Interviews, die wir euch nicht vorenthalten wollen. Eine Band meiner Jugend, von mir im hohen Alter interviewt!

Interviews, die wir euch nicht vorenthalten wollen – ein Klassikerinterview zum Release von Ressurection aus dem Jahr 2000.

Eine Band meiner Jugend. Weiß noch ganz genau, wie ich Weihnachten 1985 die Nightmare-Maxi bekam oder wie ich meinem Kumpel Lars die At War with Satan für lumpige zwölf Mark abkaufte, weil er VENOM Scheiße fand (um sich mit mir 1996 einträchtig nebeneinanderstehend den VENOM-Gig auf dem Dynamo anzusehen). Nunja, das ist einige Jahre her. VENOM veröffentlichten (etlichen Line-up-Wechseln zum Trotz) kontinuierlich ihre Alben.

Es gab gute (Temples of Ice, 1991, At War with Satan, 1984, Prime Evil, 1989) und weniger gute (Calm before the Storm, 1987), The Waste Lands, 1992) Scheiben. Vom Kultcharakter solcher Alben wie Welcome to Hell (1981), Black Metal (1982) oder der mächtigen Livescheibe Eine kleine Nachtmusik (1986) ganz zu schweigen.

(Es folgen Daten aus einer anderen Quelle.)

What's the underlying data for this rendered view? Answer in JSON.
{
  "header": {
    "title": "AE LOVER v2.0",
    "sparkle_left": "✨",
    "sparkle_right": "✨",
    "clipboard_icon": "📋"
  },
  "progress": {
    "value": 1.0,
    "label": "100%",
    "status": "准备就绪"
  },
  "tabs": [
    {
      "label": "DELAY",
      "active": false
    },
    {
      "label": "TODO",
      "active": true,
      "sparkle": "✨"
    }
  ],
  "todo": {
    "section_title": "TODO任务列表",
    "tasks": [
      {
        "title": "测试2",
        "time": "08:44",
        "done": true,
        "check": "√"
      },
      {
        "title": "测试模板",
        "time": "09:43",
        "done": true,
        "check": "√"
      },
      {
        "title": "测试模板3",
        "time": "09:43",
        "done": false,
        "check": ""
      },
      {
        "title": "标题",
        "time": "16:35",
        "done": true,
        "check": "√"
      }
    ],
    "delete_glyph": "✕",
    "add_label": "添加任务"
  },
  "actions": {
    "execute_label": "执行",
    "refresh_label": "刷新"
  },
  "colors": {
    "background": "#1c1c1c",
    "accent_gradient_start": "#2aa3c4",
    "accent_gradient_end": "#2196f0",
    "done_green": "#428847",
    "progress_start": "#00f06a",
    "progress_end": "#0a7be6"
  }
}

An diesen Alben wird das Trio aus Newcastle immer gemessen werden und damit ein ähnliches Schicksal erleiden wie MERCYFUL FATE, von denen man auch immer erwartet, dass Melissa oder Don’t break the Oath getoppt wird. Das ist nicht zu schaffen. War halt ´ne andere Zeit. Doch nichtsdestotrotz haben VENOM auch im neuen Jahrtausend noch etwas mitzuteilen, wie das neue Album Resurrection beweist.

Knappe drei Jahre nach der eigentlichen Reunion-Scheibe Cast in Stone legen Cronos, MANTAS und Antton das neue VENOM-Album Resurrection vor. Cronos, MANTAS und wer? Richtig, Abaddon ist erstmalig nicht mehr auf einem VENOM-Album zu hören und wurde durch einen gewissen Antton ersetzt.

Gerüchte besagen, dass es sich dabei um Cronos´ Bruder handelt. Egal, spätestens in Wacken wird wohl Licht ins Dunkel gebracht. Mein Gegenüber am anderen Ende der Leitung war der Grand Master of Hades and Mayhem, der Mann an den Chainsaw Guitar Dives, der für das Martial Mayhem Masscare zuständige Jeff Dunn. Besser bekannt unter seinem Namen Mantas.




Natürlich muss ich als erste Frage die stellen, warum Abbaddon nicht mehr länger Teil des VENOM Line-ups ist!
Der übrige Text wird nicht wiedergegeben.